In such activities as the selection of elements, creation of a story, and selection of a model, a process is used that requires advanced technology.


5. Deep prototype

We verify whether the designed business will actually be accepted in society and the market. By turning the ideas into formats that may be touched and examined visually, we verify whether the business can be transformed into a finished product or service that has appeal. 

We also verify how the idea will be evaluated in the marketplace, and conduct checks until we are confident the idea will fly.


6. Future analysis

Once the idea has generated an adequate level of confidence, we investigate how much in sales and profit it is likely to generate. 

We clarify the business structure, and quantify the idea based on calculations using various scenarios. We also provide key evaluation criteria for the final decision to be made by senior management.


7. 'Sherpaing'

Even in the case of ideas that finally are given the green light by top management, obstacles and hurdles will appear along the way as the idea is turned into reality. 

The verb sherpaing is a neologism derived from the word 'Sherpa,' the name of an ethnic group of people who live in the mountains of Nepal.
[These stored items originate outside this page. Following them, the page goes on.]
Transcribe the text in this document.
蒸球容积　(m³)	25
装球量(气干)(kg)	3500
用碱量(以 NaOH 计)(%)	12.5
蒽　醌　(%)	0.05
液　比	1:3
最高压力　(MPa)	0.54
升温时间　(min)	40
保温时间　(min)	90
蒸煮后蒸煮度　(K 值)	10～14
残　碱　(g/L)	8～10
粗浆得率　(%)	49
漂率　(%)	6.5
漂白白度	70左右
Sherpas act as guides and porters for climbers who ascend Mount Everest. In similar fashion, we act as guides for our clients until new ideas reach fruition. We think, work, and master the challenge with them.


Business design + the right human resources

Dentsu Business Design Square has drawn together know-how and people from Dentsu Inc., the Dentsu Group, and companies with which Dentsu has formed business alliances.

Our professionals include strategists, business architects, product designers, graphic designers, copywriters, photographers, technologists, finance managers, decision managers, analysts and project managers.

Having fused creativity and logic, our organisation is a one-stop specialist unit that can apply the principles of both original ideas and validity. When there is only creativity, logic-related anxiety remains; and when there is only logic, actualisation can be beyond reach. 

Original ideas and validity are necessary elements in management and sales. So it is that, by continuing to design in such a way as will speak to the purpose of a business, the way will open up to a future that serves us well.



Akihito Kunimi is Executive Professional at Dentsu Business Design Square, Dentsu Inc.